Thought I'd share - toasters

15 Nov 2007


      Had an interesting issue over the weekend at a client, with a happy
ending thanks to Netapp support.
Client had two aggregates on a 980 controller, one with 144GB drives,
one with 300gb drives - each aggr had 1 hot spare, running raid-dp.
During the weekend raid scrub, one of the 144gb drives starts popping
errors and goes into a predictive failure mode, so the diskcopy starts
copying data to the hot 144gb spare.  Halfway through this, the
predictively bad drive actually fails hard- now it gets interesting.
Rather than rebuild the rest of the 144gb hot spare from parity (since
it already had much of the data), ontap decided it would abort this
diskcopy and pick ANOTHER spare drive to rebuild to- of course the only
one left was a 300GB drive, so it picked that one- and instead of
right-sizing it down to 144gb, it let it stay at the original size
(since you can do that, as Adam Fox reminded us in an earlier post
today).   So now we had a 144GB aggregate with a single 300GB disk in
it, and also, I have no 300GB spares left!  Not good.

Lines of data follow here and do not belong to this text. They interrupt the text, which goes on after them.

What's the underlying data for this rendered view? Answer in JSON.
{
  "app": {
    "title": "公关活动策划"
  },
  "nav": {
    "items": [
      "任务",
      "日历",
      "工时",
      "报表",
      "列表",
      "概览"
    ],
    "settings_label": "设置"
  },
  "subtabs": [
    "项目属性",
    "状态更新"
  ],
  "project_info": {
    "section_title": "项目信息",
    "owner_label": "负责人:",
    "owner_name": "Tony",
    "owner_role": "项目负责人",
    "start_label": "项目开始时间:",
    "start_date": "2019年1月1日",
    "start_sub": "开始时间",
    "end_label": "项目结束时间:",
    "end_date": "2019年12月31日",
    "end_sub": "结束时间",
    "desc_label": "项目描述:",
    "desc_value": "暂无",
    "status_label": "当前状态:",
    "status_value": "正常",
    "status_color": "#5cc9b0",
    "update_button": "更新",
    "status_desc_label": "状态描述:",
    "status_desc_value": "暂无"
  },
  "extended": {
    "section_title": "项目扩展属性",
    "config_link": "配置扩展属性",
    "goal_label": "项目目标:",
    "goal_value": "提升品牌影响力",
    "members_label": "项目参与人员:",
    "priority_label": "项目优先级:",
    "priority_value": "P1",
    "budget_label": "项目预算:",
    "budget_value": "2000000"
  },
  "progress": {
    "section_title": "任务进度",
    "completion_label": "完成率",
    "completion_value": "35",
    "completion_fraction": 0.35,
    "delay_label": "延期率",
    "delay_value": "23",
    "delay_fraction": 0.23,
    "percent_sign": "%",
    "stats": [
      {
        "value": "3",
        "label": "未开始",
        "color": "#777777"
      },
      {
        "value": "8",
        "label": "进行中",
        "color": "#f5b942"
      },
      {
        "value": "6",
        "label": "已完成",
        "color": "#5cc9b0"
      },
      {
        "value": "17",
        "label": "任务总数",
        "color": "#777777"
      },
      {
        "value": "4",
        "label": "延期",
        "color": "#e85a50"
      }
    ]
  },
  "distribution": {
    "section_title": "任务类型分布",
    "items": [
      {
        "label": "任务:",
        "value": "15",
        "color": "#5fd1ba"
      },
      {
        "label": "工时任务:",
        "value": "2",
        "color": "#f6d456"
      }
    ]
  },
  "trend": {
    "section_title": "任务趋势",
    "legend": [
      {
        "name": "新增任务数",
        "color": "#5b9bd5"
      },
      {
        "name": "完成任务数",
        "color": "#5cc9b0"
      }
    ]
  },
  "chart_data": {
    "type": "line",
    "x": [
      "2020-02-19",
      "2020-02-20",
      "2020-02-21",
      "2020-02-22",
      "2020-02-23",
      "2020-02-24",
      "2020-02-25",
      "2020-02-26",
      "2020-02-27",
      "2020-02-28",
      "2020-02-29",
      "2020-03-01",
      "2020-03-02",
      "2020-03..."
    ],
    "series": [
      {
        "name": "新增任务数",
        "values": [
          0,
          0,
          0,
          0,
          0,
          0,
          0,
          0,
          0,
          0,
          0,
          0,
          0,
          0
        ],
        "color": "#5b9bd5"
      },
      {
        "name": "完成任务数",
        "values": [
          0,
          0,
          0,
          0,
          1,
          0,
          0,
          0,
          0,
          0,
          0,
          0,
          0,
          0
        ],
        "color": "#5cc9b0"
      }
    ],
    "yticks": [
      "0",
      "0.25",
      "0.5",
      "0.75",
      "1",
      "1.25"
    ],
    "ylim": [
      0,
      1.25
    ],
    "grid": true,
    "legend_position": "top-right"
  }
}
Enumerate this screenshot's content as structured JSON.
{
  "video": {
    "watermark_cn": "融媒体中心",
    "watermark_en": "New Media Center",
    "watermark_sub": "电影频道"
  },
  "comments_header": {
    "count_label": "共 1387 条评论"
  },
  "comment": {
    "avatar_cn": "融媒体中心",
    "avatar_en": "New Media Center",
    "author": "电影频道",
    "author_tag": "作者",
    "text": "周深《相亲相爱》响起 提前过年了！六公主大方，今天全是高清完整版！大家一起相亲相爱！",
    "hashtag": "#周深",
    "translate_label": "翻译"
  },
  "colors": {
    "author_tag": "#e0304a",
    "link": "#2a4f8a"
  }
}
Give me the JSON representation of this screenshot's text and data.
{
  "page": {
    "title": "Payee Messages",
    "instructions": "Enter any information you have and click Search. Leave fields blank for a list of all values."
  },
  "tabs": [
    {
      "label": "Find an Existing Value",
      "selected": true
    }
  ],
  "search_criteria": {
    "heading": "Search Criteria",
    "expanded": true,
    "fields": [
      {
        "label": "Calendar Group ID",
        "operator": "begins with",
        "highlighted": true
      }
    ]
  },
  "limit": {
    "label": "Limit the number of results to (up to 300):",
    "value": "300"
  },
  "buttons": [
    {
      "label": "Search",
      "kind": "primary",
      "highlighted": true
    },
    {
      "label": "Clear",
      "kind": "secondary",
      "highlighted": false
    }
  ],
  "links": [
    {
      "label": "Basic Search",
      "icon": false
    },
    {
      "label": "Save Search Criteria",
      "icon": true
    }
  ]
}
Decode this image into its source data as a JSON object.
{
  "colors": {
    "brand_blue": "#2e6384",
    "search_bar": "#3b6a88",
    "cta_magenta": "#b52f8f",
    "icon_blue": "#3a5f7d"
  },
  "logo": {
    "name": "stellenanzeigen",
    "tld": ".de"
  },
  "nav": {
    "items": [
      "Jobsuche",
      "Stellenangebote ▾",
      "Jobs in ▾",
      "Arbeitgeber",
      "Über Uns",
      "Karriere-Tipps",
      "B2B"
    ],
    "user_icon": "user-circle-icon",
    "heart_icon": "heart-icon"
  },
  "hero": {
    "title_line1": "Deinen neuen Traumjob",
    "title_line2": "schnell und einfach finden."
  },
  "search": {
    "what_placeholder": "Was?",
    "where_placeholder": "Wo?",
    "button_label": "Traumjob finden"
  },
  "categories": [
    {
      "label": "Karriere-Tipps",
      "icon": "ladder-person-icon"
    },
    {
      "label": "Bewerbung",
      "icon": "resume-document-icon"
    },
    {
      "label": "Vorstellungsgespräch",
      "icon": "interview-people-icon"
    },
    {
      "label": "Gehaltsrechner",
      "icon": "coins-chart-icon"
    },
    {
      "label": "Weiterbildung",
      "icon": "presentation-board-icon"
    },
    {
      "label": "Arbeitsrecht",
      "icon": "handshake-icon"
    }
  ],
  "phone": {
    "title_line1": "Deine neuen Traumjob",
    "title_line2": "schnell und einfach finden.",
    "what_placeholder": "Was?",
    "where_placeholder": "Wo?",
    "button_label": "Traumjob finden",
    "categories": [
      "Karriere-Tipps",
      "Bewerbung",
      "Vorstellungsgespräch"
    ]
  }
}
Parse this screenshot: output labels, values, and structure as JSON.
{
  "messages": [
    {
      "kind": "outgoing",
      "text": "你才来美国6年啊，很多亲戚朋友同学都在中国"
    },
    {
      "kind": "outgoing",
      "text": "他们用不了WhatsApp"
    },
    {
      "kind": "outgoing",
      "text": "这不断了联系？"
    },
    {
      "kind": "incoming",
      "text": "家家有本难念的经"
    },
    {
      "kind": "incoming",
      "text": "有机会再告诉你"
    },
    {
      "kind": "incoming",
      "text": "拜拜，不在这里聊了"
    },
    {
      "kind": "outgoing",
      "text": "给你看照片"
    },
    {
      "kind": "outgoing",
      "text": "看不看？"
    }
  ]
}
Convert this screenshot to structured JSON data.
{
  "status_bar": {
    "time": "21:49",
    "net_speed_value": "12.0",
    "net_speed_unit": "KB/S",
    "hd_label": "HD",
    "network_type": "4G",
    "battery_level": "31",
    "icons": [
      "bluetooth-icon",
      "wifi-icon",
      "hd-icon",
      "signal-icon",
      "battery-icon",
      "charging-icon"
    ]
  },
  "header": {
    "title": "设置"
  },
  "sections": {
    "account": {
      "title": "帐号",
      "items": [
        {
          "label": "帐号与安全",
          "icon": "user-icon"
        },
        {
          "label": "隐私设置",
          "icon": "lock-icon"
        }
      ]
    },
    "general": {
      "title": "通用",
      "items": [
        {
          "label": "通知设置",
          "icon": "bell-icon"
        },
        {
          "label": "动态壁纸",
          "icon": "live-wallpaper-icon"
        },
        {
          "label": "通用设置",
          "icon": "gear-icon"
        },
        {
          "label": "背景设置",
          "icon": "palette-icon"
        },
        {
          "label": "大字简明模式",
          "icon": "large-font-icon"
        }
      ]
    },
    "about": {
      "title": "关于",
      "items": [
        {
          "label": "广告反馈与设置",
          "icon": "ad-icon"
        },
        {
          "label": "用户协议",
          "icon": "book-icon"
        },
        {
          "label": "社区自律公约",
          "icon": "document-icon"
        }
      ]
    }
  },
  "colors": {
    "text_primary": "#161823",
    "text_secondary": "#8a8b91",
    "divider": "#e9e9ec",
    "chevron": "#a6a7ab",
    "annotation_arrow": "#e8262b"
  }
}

So 1st level support zeroed out the 144gb drive that had the aborted
diskcopy on it, and attempted to fail the 300gb drive with a disk fail
-f, in order to bring balance back to this world.  Didn't work; turns
out if there are no spares, you can't do a disk fail on the command
line, not even with -f!
So the next answer here was to move all the data on the 144GB aggr to
another aggr, wipe out the original aggr and rebuild.  But of course we
didn't have enough space to do that anywhere, so I was going to have to
borrow a 300gb shelf from my friendly netapp office to do the trick, and
I could see my weekend slowly slipping away.
Luckily it didn't come to that; we escalated it up to support.  The
final answer involved literally yanking the drive, and some other stuff
with the disk fail -i command.   This started building back to the
original 144gb hot spare, and that took care of the issue.
The moral of the story - if you end up accidentally recovering to a
bigger spare than the rest of your disks in the aggregate, don't
despair!  Netapp support can help.  Also- it's probably a good idea, in
mission-critical environments, to have at least TWO hot spares of each
size.
Glenn (the other one)